Last Updated on Friday, 24 January 2025, 16:12 by Writer

President of the Guyana Teachers’ Union (GTU), Dr Mark Lyte and 2nd Vice President, Julian Cambridge have moved to the High Court to challenge their suspension and at the same time ask the High Court to order the removal of Coretta McDonald as the union’s General Secretary because she is a parliamentarian.
Dr Lyte and Mr Cambridge hope to secure a declaration that “on a true and proper interpretation of the constitution of the Guyana Teachers’ Union, the second respondent, Coretta McDonald, is not entitled to lawfully hold the position of General Secretary of the Guyana Teachers’ Union or any other elected position in the Guyana Teachers’ Union while she holds office as an elected member of the National Assembly of Guyana.”
Further, the applicants want an order declaring vacant the position of the GTU General Secretary because Ms McDonald is not entitled to be elected to that or any other position of that trade union because she is a member of the National Assembly. She is a parliamentarian for the People’s National Congress Reform-led A Partnership for National Unity+Alliance For Change (APNU+AFC).
Further, Dr Lyte and Mr Cambridge say, through their lawyer, that the General Council meeting that voted in favour of their suspension was improperly constituted since the General Secretary was not lawfully entitled to hold that position since a parliamentarian can only hold a position of Immediate Past President.
During last year’s prolonged teachers strike, Vice President Bharrat Jagdeo had often stated that Ms McDonald could not be the General Secretary and a parliamentarian at the same time. APNU has been backing the GTU in its quest for higher salaries and better working conditions as well the reintroduction of the automatic deduction and remittance of membership dues to the GTU, a system that has been quashed by the government over failure to comply with legally mandated accountability rules.
They want the case to be heard and determined urgently because they are being prevented from carrying out their elected functions and no investigation has taken place more than one month later and they need to complete their work for the GTU’s elections that are due in April 2025. The suspension can only be appealed at the GTU’s triennial conference slated for April when the elections would be held.
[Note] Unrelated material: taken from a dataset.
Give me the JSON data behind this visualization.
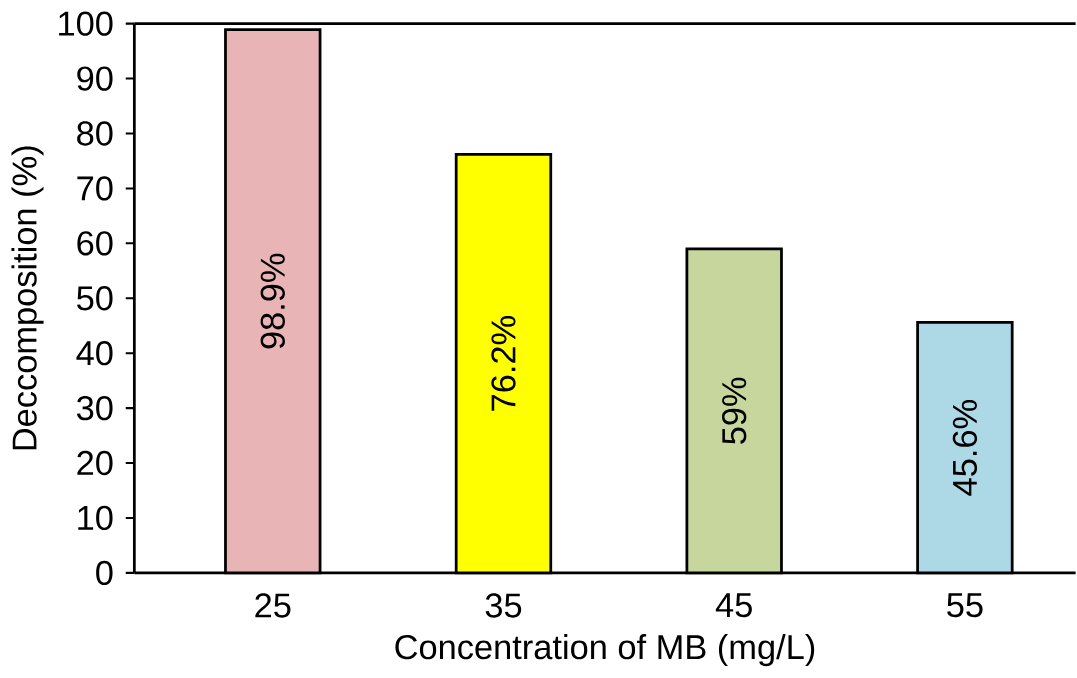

Through Attorney-at-Law, Kamal Ramkarran, Dr Lyte and Mr Cambridge also want the High Court to find that their suspension on December 17, 2024, was made based on wrong facts, violates the GTU’s constitution and is a breach of natural justice and that their suspension be set aside.
In their supporting documents, they said no notice of the suspension motion, which was moved on the floor on December 17, 2004, was given. The motion for their immediate suspension was passed by a majority and they were asked to leave the meeting, according to one of the grounds for the application. “The applicants were given no notice of the motion before it was brought and were given no opportunity either to be made fully aware of the case made out against them or to properly put forward an answer to the motion or to the request that they be suspended from duties as President and 2nd Vice President of the union. They were not made aware of what exactly needed to be investigated,” their lawyer states.
Further, Mr Ramkarran states that no investigations have followed and no communication has been made to Dr Lyte and Mr Cambridge but the Ministry of Education, Education International, Caribbean Union of Teachers and the Ministry of Labour have been informed that they have been suspended, and their offices have been “padlocked shut” by GTU officials.
The lawyer states that the motion, which led to the apparent suspension of Dr Lyte and Mr Cambridge alleges that they unilaterally entered int0 an agreement with the State to end industrial action between the State and the GTU. The lawyer states that that allegation is untrue since the applicants carried out the decisions of the union’s General Council “in all of their actions.”
The court documents state that the GTU’s Negotiating Committee, whose members were drawn from the General Council, had engaged the other Council members as well as branches about the negotiating proposals and eventually an agreement was signed with the State on August 21.
In addition to Ms McDonald, the other respondents are Mariska Williams, Meon Crawford, Joseph DeCunha and Elecia Barker.